Hot Springs is the town where you gamble on the ponies, tread in the steps of gangsters taking the waters, and where a club on one of its most busy streets advertises "Strip Karaoke." Hot baths, massages, the pleasures of the body are part of its soul; "Prairie Home Companion" humorist Garrison Keillor called it the "loose buckle on the Bible Belt."
But there's another spring bubbling up in the so-called Spa City, one that's bringing holy water to the surface. The Tea Party is steeping its message in it; the Republicans are sipping it, the court system is awash in it. When an anti-Semitic remark was casually tossed off in a recent election, many shoulders simply shrugged.
When a Republican like Cliff Jackson, raised in the Assembly of God Church, and best known as Bill Clinton's nemesis, thinks Hot Springs is moving toward theocracy, you've got to wonder.
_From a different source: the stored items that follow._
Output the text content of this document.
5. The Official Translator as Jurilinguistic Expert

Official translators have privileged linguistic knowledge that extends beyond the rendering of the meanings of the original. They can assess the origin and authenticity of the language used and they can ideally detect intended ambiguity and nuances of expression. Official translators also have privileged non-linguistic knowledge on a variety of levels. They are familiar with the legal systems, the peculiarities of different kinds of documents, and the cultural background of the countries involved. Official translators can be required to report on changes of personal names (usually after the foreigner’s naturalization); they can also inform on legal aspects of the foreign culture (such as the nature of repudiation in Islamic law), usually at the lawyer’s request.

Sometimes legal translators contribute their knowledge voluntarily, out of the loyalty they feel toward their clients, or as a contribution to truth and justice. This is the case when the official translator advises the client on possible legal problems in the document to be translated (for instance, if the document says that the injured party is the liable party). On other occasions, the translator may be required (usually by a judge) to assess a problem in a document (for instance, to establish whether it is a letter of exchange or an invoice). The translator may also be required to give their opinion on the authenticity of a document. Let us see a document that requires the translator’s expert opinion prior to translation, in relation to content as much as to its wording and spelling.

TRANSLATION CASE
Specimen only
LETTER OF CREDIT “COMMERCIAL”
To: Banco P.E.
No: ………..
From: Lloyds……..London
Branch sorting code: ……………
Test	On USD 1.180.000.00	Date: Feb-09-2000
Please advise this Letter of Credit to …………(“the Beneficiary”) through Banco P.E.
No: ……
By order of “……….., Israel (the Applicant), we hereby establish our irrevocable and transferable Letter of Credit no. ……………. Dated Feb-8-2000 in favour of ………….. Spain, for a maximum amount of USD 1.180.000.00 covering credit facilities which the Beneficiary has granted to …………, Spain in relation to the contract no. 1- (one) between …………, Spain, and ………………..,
Is he right?
Jackson believes what's happening in Hot Springs, which has a thriving evangelical community, is part of a larger movement to "usher in Jesus Christ" to take dominion over secular government, to use holy writ as overriding law — a goal not dissimilar, he said, to the Taliban's.
"Goggle-eyed" was the way Jackson described his reaction to Mayor Ruth Carney's remarks after a day spent last fall with Republican theologian David Barton. Asked by a reporter from the Hot Springs Sentinel Record what she'd taken away from Barton's address to Republican elected officials, Carney, the wife of the Nazarene pastor who had invited Barton to town, said she'd learned that where the Bible had spoken, there was no need for man to create law. "Marriage was from the Bible, so when man takes it and re-creates the marriage statute, then it's against what was biblical-based," she told Hot Springs' daily newspaper. "That was just one little example of making laws to define something that has already been defined."
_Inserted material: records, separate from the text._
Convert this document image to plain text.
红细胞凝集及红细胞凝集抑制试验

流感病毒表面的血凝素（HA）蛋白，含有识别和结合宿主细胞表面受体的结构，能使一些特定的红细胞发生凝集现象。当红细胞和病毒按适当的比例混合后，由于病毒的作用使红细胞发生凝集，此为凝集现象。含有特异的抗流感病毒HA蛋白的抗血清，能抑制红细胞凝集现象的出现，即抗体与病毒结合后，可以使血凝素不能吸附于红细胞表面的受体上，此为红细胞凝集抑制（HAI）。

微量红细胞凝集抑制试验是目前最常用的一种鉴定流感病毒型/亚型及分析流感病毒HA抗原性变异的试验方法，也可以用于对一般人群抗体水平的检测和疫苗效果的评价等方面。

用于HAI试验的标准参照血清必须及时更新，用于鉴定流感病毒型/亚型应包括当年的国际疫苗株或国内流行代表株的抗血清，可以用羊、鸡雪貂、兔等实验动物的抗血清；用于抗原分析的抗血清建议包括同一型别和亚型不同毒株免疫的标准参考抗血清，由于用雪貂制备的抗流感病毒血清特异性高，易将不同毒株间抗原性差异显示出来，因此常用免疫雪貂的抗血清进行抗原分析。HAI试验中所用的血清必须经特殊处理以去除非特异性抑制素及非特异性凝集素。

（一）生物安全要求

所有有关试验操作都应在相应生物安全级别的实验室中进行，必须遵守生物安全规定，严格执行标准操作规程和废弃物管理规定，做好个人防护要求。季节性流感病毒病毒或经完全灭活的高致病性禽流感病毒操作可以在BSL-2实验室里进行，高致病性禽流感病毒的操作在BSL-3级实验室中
She was no doubt thinking of laws that allow same-sex marriage. But Jackson, in a letter to the editor of the Sentinel Record that the paper decided not to publish, wrote, "Which Biblical verses would she have us follow? Polygamy? Women as chattel? Divorce only for adultery? Gays an 'abomination'? Verses where God approves concubines? Women being silent and submissive to men? Having sex with one's daughters?"
To a reporter, he said, "I asked her who's going to do the concubinage dissolution?" Where are the ecclesiastical courts?
The answer to that last question might be at the Garland County Courthouse. More on that later.
Not a single Democrat won in Garland County's House and county races last November. It was a clean sweep, turning out, for example, incumbent state Rep. Gene Shelby, a leader in the hospital trauma system movement in 2009 who was seeking a seat in the Senate. Voters even chose a dead Republican over a living Democrat in a race for the House District 24 seat.
Elected by a wide margin to represent House District 26 — one that encompasses a part of Garland County south of Hot Springs — was Loy Mauch, an Abraham Lincoln-despising secessionist who believes the government will one day dose our water supply with lithium to lift our spirits and statin drugs to lower our cholesterol.
It was a bad year for Democrats the state and nation over, but Garland County's most conservative organizations — the Tea Party, the Watchmen, the Garland Good Government Group — are organized, active and can take a good part of the credit. Their number, some suggest, includes the many well-off retirees that move to Hot Springs and Garland County and believe they know what's best for the community, which largely parallels what's best for them personally. Or at least that's how some people see it, though they declined to be quoted. Of the conservative groups, only the Watchmen of Garland County is overtly religious. The group was founded in 2008, according to its mission statement, "for the purpose of educating the citizens of Garland County, Arkansas as to the objectiveness of the Pro-Gambling, Abortionists, and Homosexual communities in Hot Springs, Arkansas and Garland County Arkansas." Two of the founders of the Watchmen were Ken Carney, the mayor's husband and pastor of First Church of the Nazarene, and Hettie Lou Brooks, owner of Brookhill Ranch Summer Christian Camp. (As it happens, David Barton — whose vision of a Christian nation, former Gov. Mike Huckabee famously said, we should be forced to learn "at gunpoint" — sent his children to Brookhill, where every camper is "saved" at the conclusion of camp.)